In total 144 people were killed, 116 of whom were children mostly between the ages of 7 and 10.

Lord Robens of Woldingham, chairman of the National Coal Board, did not rush to the scene; he went instead to accept an appointment as chancellor of the University of Surrey. Subsequently he misrepresented the cause of the slide to the community and falsely claimed that nothing could have been done to prevent it.

At the Tribunal of Inquiry into the Aberfan Disaster, the National Coal Board was found responsible for the disaster, due to "ignorance, ineptitude and a failure of communication". The collapse was found to have been caused by a build up of water in the pile – when a small rotational slip occurred, the saturated, fine material of the tip liquefied, and it flowed down the mountain. The tip had been sited on a known stream, which was shown on earlier Ordnance Survey maps, in 1958 and had suffered minor slips several times before. Its instability was known both to colliery management and tip workers but very little was done about it. The Merthyr Tydfil Borough Council and National Union of Mineworkers were cleared of any wrongdoing.

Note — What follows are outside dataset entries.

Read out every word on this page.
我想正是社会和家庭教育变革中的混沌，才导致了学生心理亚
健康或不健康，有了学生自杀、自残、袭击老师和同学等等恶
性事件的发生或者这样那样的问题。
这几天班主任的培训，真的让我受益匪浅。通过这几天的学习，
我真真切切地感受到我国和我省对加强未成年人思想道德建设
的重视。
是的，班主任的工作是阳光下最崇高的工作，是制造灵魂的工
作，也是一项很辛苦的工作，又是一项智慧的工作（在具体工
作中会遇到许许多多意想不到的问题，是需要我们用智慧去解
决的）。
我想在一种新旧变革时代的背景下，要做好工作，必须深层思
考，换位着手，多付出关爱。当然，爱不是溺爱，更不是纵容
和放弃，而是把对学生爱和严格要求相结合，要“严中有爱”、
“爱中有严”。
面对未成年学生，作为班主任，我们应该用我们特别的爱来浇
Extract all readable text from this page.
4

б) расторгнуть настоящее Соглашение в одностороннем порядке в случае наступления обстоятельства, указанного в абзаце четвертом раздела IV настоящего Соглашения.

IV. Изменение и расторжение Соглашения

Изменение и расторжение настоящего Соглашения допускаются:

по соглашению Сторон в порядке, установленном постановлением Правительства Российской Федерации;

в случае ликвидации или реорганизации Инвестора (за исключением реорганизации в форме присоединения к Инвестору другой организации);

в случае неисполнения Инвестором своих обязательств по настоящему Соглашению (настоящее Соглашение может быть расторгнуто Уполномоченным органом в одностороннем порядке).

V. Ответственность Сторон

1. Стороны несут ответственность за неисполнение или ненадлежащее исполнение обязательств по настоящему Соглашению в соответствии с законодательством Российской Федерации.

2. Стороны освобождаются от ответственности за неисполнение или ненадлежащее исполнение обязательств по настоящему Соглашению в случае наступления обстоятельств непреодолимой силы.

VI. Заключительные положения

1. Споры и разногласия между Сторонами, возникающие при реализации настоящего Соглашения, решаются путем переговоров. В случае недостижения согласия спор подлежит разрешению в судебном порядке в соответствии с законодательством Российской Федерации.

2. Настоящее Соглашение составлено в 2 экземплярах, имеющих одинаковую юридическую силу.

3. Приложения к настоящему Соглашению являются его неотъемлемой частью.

The NCB was ordered to pay compensation to the families: £500 per child. In a controversial move this payment was reduced by the amount that a publicly subscribed disaster fund paid to families. After lengthy appeals, part of the fund was used to make the remainder of the waste tip safe and the Coal Board avoided the costs of completely doing the job from their own resources but were later made to pay back this money into the fund.

Merthyr Vale Colliery was closed in 1989.